Proteins are usually classified as either fibrous or globular, according to their three- dimensional shape. Fibrous proteins, such as the collagen in tendons and connective tissue and the myosin in muscle tissue, consist of polypeptide chains arranged side by side in long filaments. Because these proteins are tough and insoluble in water, they are used in nature for structural materials. Globular proteins, by contrast, are usually coiled into compact, roughly spherical shapes. These proteins are generally soluble in water and are mobile within cells. Most of the more than 3000 or so enzymes that have been characterized are globular proteins, including the 1300 different enzymes in the human body.
Proteins are so large that the word structure takes on a broader meaning than with simpler organic compounds. In fact, chemists speak of four different levels of structure when describing proteins.
- The primary structure of a protein is simply the amino acid sequence.
- The secondary structure of a protein describes how segments of the peptide backbone orient into a regular pattern.
- The tertiary structure describes how the entire protein molecule coils into an overall three-dimensional shape.
- The quaternary structure describes how different protein molecules come together to yield large aggregate structures.
Primary structure is determined, as we’ve seen, by sequencing the protein. Secondary, tertiary, and quaternary structures are determined either by NMR or by X-ray crystallography (Chapter 12 Chemistry Matters).
The most common secondary structures are the α helix and the β-pleated sheet. An α helix is a right-handed coil of the protein backbone, much like the coil of a spiral staircase (Figure 26.6a). Each turn of the helix contains 3.6 amino acid residues, with a distance between coils of 540 pm, or 5.4 Å. The structure is stabilized by hydrogen bonds between amide N–H groups and C═O groups four residues away, with an N–HO distance of 2.8 Å.
The α helix is an extremely common secondary structure, and nearly all globular proteins contain many helical segments. Myoglobin, a small globular protein containing 153 amino acid residues in a single chain, is one example (Figure 26.6b).
A β-pleated sheet differs from an α helix in that the peptide chain is fully extended rather than coiled and the hydrogen bonds occur between residues in adjacent chains (Figure 26.7a). The neighboring chains can run either in the same direction (parallel) or in opposite directions (antiparallel), although the antiparallel arrangement is more common and somewhat more energetically favorable. Concanavalin A, for instance, consists of two identical chains of 237 residues, with extensive regions of antiparallel β sheets (Figure 26.7b).
Figure 26.6 (a) The α-helical secondary structure of proteins is stabilized by hydrogen bonds between the N–H group of one residue and the C═O group four residues away. (b) The structure of myoglobin, a globular protein with extensive helical regions that are shown as coiled ribbons in this representation.

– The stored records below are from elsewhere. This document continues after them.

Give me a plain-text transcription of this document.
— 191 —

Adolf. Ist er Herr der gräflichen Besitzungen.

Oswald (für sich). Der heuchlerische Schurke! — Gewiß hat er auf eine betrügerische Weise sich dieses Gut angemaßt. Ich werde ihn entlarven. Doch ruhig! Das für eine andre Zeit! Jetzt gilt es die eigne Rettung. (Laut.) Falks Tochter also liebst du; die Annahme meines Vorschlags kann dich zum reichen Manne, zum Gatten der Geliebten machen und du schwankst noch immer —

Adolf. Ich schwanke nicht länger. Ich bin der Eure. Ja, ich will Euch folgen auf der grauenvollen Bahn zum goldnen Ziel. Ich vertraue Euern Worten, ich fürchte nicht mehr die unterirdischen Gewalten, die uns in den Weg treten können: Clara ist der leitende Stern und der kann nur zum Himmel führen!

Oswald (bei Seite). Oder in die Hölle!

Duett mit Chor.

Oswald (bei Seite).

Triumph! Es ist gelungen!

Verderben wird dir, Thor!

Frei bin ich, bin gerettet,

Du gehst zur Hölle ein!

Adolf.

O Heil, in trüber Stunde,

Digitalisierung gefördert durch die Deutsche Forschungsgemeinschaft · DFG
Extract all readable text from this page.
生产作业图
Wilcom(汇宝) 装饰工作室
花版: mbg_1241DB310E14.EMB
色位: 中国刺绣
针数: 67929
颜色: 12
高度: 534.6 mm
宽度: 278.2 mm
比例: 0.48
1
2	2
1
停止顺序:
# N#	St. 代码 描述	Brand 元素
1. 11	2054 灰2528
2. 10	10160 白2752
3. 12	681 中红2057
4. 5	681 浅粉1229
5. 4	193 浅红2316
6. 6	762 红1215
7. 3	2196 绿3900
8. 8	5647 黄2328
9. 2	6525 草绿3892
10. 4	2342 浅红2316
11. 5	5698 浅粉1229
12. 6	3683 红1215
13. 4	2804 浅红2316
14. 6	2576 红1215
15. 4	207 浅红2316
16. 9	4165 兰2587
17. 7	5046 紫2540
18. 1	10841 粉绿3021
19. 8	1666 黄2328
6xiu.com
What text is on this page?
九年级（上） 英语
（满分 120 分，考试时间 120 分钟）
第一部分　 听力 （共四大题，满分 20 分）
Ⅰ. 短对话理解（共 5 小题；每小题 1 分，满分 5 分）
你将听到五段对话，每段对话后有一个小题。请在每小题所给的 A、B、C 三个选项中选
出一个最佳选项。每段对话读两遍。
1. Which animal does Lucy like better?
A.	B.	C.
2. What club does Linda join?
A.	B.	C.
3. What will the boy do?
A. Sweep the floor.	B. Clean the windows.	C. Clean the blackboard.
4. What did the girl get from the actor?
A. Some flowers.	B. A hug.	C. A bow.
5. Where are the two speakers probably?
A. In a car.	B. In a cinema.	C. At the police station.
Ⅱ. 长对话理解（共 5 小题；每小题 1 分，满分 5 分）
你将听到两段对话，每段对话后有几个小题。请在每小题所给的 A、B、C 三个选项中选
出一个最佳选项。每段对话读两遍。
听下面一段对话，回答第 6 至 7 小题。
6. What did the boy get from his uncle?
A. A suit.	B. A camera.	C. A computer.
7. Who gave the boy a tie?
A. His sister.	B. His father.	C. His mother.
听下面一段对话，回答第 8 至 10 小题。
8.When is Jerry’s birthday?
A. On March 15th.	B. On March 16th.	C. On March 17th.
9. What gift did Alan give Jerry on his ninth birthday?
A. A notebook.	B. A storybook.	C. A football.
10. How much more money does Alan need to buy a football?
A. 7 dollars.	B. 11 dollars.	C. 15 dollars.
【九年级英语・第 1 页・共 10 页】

Figure 26.7 (a) The β-pleated sheet secondary structure of proteins is stabilized by hydrogen bonds between parallel or antiparallel chains. (b) The structure of concanavalin A, a protein with extensive regions of antiparallel β sheets, shown as flat ribbons.
What about tertiary structure? Why does a protein adopt the shape it does? The forces that determine the tertiary structure of a protein are the same forces that act on all molecules, regardless of size, to provide maximum stability. Particularly important are the hydrophilic (water-loving; Section 2.12) interactions of the polar side chains on acidic or basic amino acids and the hydrophobic (water-fearing) interactions of nonpolar side chains. These acidic or basic amino acids with charged side chains tend to congregate on the exterior of the protein, where they can be solvated by water. Amino acids with neutral, nonpolar side chains tend to congregate on the hydrocarbon-like interior of a protein molecule, away from the aqueous medium.
Also important for stabilizing a protein’s tertiary structure are the formation of disulfide bridges between cysteine residues, the formation of hydrogen bonds between nearby amino acid residues, and the presence of ionic attractions, called salt bridges, between positively and negatively charged sites on various amino acid side chains within the protein.
Because the tertiary structure of a globular protein is delicately maintained by weak intramolecular attractions, a modest change in temperature or pH is often enough to disrupt that structure and cause the protein to become denatured. Denaturation occurs under such mild conditions that the primary structure remains intact, but the tertiary structure unfolds from a specific globular shape to a randomly looped chain (Figure 26.8).
Figure 26.8 A representation of protein denaturation. A globular protein loses its specific three-dimensional shape and becomes randomly looped.
Denaturation is accompanied by changes in both physical and biological properties. Solubility is drastically decreased, as occurs when egg white is cooked and the albumins unfold and coagulate. Most enzymes lose all catalytic activity when denatured, since a precisely defined tertiary structure is required for their action. Although most denaturation is irreversible, some cases are known where spontaneous renaturation of an unfolded protein to its stable tertiary structure occurs, accompanied by a full recovery of biological activity.